Pero sin llegar a los derechos transcendentales, hay otros muchos derechos que tampoco están sujetos al derecho a decidir de cualquiera, porque tales derechos dependen de las competencias democráticas disponibles para ejercerlos. Por ejemplo, el Ayuntamiento de Barcelona no tiene capacidad, es decir, soberanía, para declararle la guerra a Francia, pero sí el Congreso de Diputados; Olot tiene derecho a imponer tasas municipales o gestionar la recogida de basuras porque tiene las competencias para ello, pero carece por completo de ellas para decidir si quiere seguir formando parte de Cataluña o ser un Estado independiente de España. ¿Por qué? Por dos razones. La razón formal y legal: porque las competencias para ello residen en el Congreso de los Diputados, en la soberanía del pueblo español, y no en Olot, en una Comunidad Autónoma o en los clubs de alterne. Y la filosófica, porque la parte nunca puede decidir lo que depende de la voluntad y propiedad del todo. Tienen tanto derecho a opinar sobre la independencia de Olot los ciudadanos de Barcelona, Teruel o Cádiz como el conjunto de ciudadanos de Olot empeñados en formar una V con el 29,89% de su población para demostrarnos que son el sujeto jurídico de su pueblo.

¿Se puede cambiar ese marco formal de nuestra Constitución para que Cataluña pueda realizar un referéndum de independencia? Sí, el Título X, artículo 168 lo recoge. Solo hay que lograr el apoyo democrático suficiente para ello. Y si no se tiene y aún así se quiere, habrán de armarse de paciencia, como cualquier otro español que carece de mayorías para ejercer su derecho a decidir cómo regir su ayuntamiento, su Comunidad o la nación entera. Ahora bien, si ante la imposibilidad de poder ejercerlo, violentan la ley, por favor, dejen de llamar democracia a lo que solo es un golpe institucional, una revolución o, la soflama tan hispana de "por mis cojones". Como Franco. Pero eso, señores nacionalistas, no es democrático.

P.D.: Habremos de empezar a llamarles por su nombre. En toda Europa, los movimientos nacionalistas son considerados reaccionarios, algunos directamente de ultraderecha sin que se les permita ejercer de ello. Aquí ejercen todos los días (echen una mirada a TV3, midan el racismo cultural y lingüístico, reparen en la pedagogía del odio contra todo lo español o sopesen el acoso a todo quien ose disentir de su identidad) y, sin embargo, nos dan lecciones de democracia y sacan a pasear todos los días a Gandhi, Luther King o Mandela envueltos en la estelada.

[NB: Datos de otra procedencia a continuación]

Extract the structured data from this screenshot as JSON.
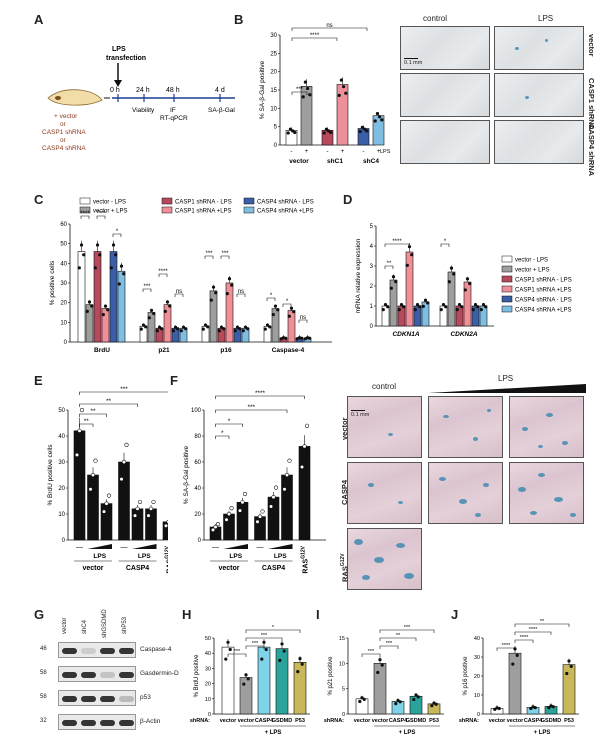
{
  "panels": {
    "A": "A",
    "B": "B",
    "C": "C",
    "D": "D",
    "E": "E",
    "F": "F",
    "G": "G",
    "H": "H",
    "I": "I",
    "J": "J"
  },
  "panelA": {
    "lps": "LPS",
    "transfection": "transfection",
    "cell_label_1": "+ vector",
    "cell_label_2": "or",
    "cell_label_3": "CASP1 shRNA",
    "cell_label_4": "or",
    "cell_label_5": "CASP4 shRNA",
    "t0": "0 h",
    "t24": "24 h",
    "t48": "48 h",
    "t4d": "4 d",
    "viability": "Viability",
    "if": "IF",
    "rtqpcr": "RT-qPCR",
    "sabgal": "SA-β-Gal"
  },
  "panelB": {
    "ylabel": "% SA-β-Gal positive",
    "yticks": [
      "0",
      "5",
      "10",
      "15",
      "20",
      "25",
      "30"
    ],
    "signs": [
      "-",
      "+",
      "-",
      "+",
      "-",
      "+"
    ],
    "lps": "LPS",
    "groups": [
      "vector",
      "shC1",
      "shC4"
    ],
    "sig": [
      "***",
      "****",
      "ns"
    ],
    "colors": [
      "#ffffff",
      "#9e9e9e",
      "#b64a5c",
      "#ef8f97",
      "#3b5fa6",
      "#7fbde3"
    ],
    "values": [
      4,
      16,
      4,
      16.5,
      4.5,
      8
    ],
    "img_control": "control",
    "img_lps": "LPS",
    "row_vector": "vector",
    "row_casp1": "CASP1 shRNA",
    "row_casp4": "CASP4 shRNA",
    "scale": "0.1 mm"
  },
  "panelC": {
    "ylabel": "% positive cells",
    "yticks": [
      "0",
      "10",
      "20",
      "30",
      "40",
      "50",
      "60"
    ],
    "legend": [
      "vector - LPS",
      "vector + LPS",
      "CASP1 shRNA - LPS",
      "CASP1 shRNA +LPS",
      "CASP4 shRNA - LPS",
      "CASP4 shRNA +LPS"
    ],
    "categories": [
      "BrdU",
      "p21",
      "p16",
      "Caspase-4"
    ],
    "series": [
      {
        "values": [
          46,
          8,
          8,
          8
        ]
      },
      {
        "values": [
          19,
          15,
          26,
          17
        ]
      },
      {
        "values": [
          46,
          7,
          7,
          2
        ]
      },
      {
        "values": [
          17,
          19,
          30,
          16
        ]
      },
      {
        "values": [
          46,
          7,
          7,
          2
        ]
      },
      {
        "values": [
          36,
          7,
          7,
          2
        ]
      }
    ],
    "sig_brdu": [
      "****",
      "****",
      "*"
    ],
    "sig_p21": [
      "***",
      "****",
      "ns"
    ],
    "sig_p16": [
      "***",
      "***",
      "ns"
    ],
    "sig_casp": [
      "*",
      "*",
      "ns"
    ]
  },
  "panelD": {
    "ylabel": "mRNA relative expression",
    "yticks": [
      "0",
      "1",
      "2",
      "3",
      "4",
      "5"
    ],
    "categories": [
      "CDKN1A",
      "CDKN2A"
    ],
    "series": [
      {
        "values": [
          1,
          1
        ]
      },
      {
        "values": [
          2.3,
          2.7
        ]
      },
      {
        "values": [
          1,
          1
        ]
      },
      {
        "values": [
          3.7,
          2.2
        ]
      },
      {
        "values": [
          1,
          1
        ]
      },
      {
        "values": [
          1.2,
          1
        ]
      }
    ],
    "sig": [
      "**",
      "****",
      "*"
    ],
    "legend": [
      "vector - LPS",
      "vector + LPS",
      "CASP1 shRNA - LPS",
      "CASP1 shRNA +LPS",
      "CASP4 shRNA - LPS",
      "CASP4 shRNA +LPS"
    ]
  },
  "panelE": {
    "ylabel": "% BrdU positive cells",
    "yticks": [
      "0",
      "10",
      "20",
      "30",
      "40",
      "50"
    ],
    "values": [
      42,
      25,
      14,
      30,
      12,
      12,
      7
    ],
    "lps1": "LPS",
    "lps2": "LPS",
    "dash1": "—",
    "dash2": "—",
    "vector": "vector",
    "casp4": "CASP4",
    "ras": "RAS",
    "ras_sup": "G12V",
    "sig": [
      "**",
      "**",
      "**",
      "***"
    ]
  },
  "panelF": {
    "ylabel": "% SA-β-Gal positive",
    "yticks": [
      "0",
      "20",
      "40",
      "60",
      "80",
      "100"
    ],
    "values": [
      10,
      20,
      29,
      18,
      33,
      50,
      72
    ],
    "lps1": "LPS",
    "lps2": "LPS",
    "dash1": "—",
    "dash2": "—",
    "vector": "vector",
    "casp4": "CASP4",
    "ras": "RAS",
    "ras_sup": "G12V",
    "sig": [
      "*",
      "*",
      "***",
      "****"
    ],
    "img_control": "control",
    "img_lps": "LPS",
    "row_vector": "vector",
    "row_casp4": "CASP4",
    "row_ras": "RAS",
    "row_ras_sup": "G12V",
    "scale": "0.1 mm"
  },
  "panelG": {
    "lanes": [
      "vector",
      "shC4",
      "shGSDMD",
      "shP53"
    ],
    "markers": [
      "46",
      "58",
      "58",
      "32"
    ],
    "proteins": [
      "Caspase-4",
      "Gasdermin-D",
      "p53",
      "β-Actin"
    ]
  },
  "panelH": {
    "ylabel": "% BrdU positive",
    "yticks": [
      "0",
      "10",
      "20",
      "30",
      "40",
      "50"
    ],
    "shrna": "shRNA:",
    "categories": [
      "vector",
      "vector",
      "CASP4",
      "GSDMD",
      "P53"
    ],
    "values": [
      44,
      24,
      44,
      43,
      34
    ],
    "colors": [
      "#ffffff",
      "#9e9e9e",
      "#7fd3e8",
      "#2aa39a",
      "#c8b85a"
    ],
    "lps": "+ LPS",
    "sig": [
      "***",
      "***",
      "***",
      "*"
    ]
  },
  "panelI": {
    "ylabel": "% p21 positive",
    "yticks": [
      "0",
      "5",
      "10",
      "15"
    ],
    "shrna": "shRNA:",
    "categories": [
      "vector",
      "vector",
      "CASP4",
      "GSDMD",
      "P53"
    ],
    "values": [
      3,
      10,
      2.5,
      3.5,
      2
    ],
    "colors": [
      "#ffffff",
      "#9e9e9e",
      "#7fd3e8",
      "#2aa39a",
      "#c8b85a"
    ],
    "lps": "+ LPS",
    "sig": [
      "***",
      "***",
      "**",
      "***"
    ]
  },
  "panelJ": {
    "ylabel": "% p16 positive",
    "yticks": [
      "0",
      "10",
      "20",
      "30",
      "40"
    ],
    "shrna": "shRNA:",
    "categories": [
      "vector",
      "vector",
      "CASP4",
      "GSDMD",
      "P53"
    ],
    "values": [
      3,
      32,
      3.5,
      4,
      26
    ],
    "colors": [
      "#ffffff",
      "#9e9e9e",
      "#7fd3e8",
      "#2aa39a",
      "#c8b85a"
    ],
    "lps": "+ LPS",
    "sig": [
      "****",
      "****",
      "****",
      "**"
    ]
  }
}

P.D. 2: Aún estando en un Estado de derecho, el derecho individual a rebelarse contra el poder, ha de ser posible. Es la válvula de escape del sistema. La dignidad individual del ser humano ha de quedar siempre a salvo. Y a veces se necesitan Luther Kings para recordárnoslo, y sobran todos los que se quieren envolver en su lucha por la dignidad para vender la mercancía podrida de identidades excluyentes.